After three-year retreat, Wells Fargo jumping back into CLOs
With a Federal Reserve-imposed asset cap now off its shoulders, the Wall Street lender is ramping up its buying within the $1.3 trillion market.
JUL 03, 2025

Wells Fargo & Co. is ramping up buying top-rated collateralized loan obligations, after largely staying away from the $1.3 trillion market following interest rate hikes in 2022, according to people with knowledge of the matter.

Wells Fargo has broadly been in talks with managers to buy AAA rated CLO bonds, said the people, who asked not to be identified discussing private information. In the past few months, the bank has already bought into a handful of CLO transactions, which buy and pool buyout debt, some of the people said.

The bank has signaled to market participants that they are likely to dedicate more capital for top-rated CLO deals now that the Federal Reserve has lifted its seven-year-long asset cap on the bank, they said.

Wells Fargo was once among the largest buyers of highest-rated CLO bonds, alongside other banks including JPMorgan Chase & Co. and Bank of America Corp. Many banks only took a six-to-12-month hiatus from CLOs after rate hikes put pressure on their balance sheets in 2022, but Wells Fargo has mostly stayed out of the market since.

A representative for Wells Fargo declined to comment.

Wells Fargo is different than it was the last time it was a heavy buyer of CLOs. When the bank retreated in 2022, it was still subject to an asset cap imposed by the Fed, limiting its balance sheet.

That cap was removed last month, paving the way for Chief Executive Officer Charlie Scharf to push for growth. The bank has already been making hires to ramp up trading operations that were limited by the cap as well as investment bankers in a bid to win more underwriting and advisory business. 

For CLO managers, Wells Fargo’s recent return to the market is welcome.

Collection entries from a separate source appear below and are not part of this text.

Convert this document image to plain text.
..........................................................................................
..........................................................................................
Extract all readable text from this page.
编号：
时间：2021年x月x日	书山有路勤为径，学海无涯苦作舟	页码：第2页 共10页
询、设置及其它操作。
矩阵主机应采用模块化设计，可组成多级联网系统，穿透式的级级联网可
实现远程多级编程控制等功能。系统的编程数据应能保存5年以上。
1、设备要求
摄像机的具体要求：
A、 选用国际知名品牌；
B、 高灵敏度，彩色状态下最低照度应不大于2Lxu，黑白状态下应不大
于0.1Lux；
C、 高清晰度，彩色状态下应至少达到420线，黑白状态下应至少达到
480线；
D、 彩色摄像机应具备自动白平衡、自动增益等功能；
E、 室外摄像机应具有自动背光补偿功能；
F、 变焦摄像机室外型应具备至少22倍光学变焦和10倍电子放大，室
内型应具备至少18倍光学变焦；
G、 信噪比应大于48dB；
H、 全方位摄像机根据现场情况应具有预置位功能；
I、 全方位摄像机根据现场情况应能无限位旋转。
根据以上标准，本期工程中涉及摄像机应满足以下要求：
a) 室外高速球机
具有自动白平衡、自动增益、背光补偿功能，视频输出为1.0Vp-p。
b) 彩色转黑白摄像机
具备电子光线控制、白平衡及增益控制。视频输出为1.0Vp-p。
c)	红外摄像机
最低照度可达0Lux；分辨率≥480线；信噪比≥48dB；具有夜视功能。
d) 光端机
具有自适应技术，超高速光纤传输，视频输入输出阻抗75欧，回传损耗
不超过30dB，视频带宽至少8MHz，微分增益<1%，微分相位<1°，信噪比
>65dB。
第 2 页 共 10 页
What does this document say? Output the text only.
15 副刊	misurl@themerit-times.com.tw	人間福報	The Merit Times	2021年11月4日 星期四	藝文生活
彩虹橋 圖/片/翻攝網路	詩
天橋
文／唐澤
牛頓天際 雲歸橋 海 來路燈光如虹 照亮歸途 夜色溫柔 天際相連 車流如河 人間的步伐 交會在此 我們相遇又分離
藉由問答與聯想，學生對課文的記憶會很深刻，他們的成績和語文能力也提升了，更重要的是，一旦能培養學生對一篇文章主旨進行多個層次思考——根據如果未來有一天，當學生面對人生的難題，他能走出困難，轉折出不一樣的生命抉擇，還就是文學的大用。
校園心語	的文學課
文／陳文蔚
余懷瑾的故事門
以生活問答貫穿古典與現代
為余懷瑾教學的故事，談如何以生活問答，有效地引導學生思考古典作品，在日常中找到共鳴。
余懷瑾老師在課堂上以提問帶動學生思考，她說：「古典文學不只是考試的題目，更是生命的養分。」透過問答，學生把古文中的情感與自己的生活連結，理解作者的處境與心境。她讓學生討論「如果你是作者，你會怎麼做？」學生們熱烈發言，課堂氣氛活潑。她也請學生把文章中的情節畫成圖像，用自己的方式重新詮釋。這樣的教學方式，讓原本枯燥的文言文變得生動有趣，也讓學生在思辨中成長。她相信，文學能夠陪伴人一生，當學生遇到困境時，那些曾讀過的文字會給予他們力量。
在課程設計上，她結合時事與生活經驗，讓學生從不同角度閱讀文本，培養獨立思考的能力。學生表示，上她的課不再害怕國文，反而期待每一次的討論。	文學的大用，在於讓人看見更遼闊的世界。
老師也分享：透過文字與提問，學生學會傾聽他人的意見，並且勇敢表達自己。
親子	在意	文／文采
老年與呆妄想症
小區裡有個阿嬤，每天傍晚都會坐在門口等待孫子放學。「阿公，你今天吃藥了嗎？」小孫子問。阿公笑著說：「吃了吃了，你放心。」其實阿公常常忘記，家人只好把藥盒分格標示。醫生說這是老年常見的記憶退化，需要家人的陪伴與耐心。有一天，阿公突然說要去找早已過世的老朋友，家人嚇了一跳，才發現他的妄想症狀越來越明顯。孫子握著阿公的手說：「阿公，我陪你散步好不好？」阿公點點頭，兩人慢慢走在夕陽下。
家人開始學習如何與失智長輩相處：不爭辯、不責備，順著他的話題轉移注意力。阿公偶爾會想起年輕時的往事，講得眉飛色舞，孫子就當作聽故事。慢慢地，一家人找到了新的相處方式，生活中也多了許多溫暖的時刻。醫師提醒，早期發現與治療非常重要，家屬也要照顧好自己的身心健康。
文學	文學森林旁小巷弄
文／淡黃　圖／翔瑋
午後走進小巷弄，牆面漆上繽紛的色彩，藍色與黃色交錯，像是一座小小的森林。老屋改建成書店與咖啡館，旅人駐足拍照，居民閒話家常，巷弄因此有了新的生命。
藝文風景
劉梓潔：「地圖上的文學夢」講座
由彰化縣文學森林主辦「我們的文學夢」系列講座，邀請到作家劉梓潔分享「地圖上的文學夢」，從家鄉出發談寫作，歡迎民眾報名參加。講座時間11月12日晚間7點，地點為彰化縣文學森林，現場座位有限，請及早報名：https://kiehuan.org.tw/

While more firms have entered the market to buy AAA CLO bonds, few are as large as US and Japanese banks, which still dominate the market. CLO managers also need to lock in AAA tranches to wrap up a deal, as the bonds represent about 60% of the transaction.

Some banks have been willing to underwrite the AAA portions of the CLO vehicles they arrange, ensuring that they’ll take on the securities they cannot sell.

Spreads on top-rated CLO bonds are hovering around 130 basis points over the Secured Overnight Financing Rate, tighter than the almost 150 basis points that the bonds were pricing at following the US tariff announcements in April.

However, CLO managers are still facing a shortage of buyout loans that they can buy for their vehicles and there’s still a risk of a looming recession. Barclays Plc recently lowered its forecast for new issuance of CLOs to $180 billion, according to a report. Barclays also said spreads for AAA CLOs tied to broadly syndicated loans are poised to land at 125 basis points over the benchmark by the end of the year, wider than earlier expectations.

Sales of US CLOs stand at about $101.4 billion so far this year, a slight slowdown from this time last year, according to data compiled by Bloomberg News.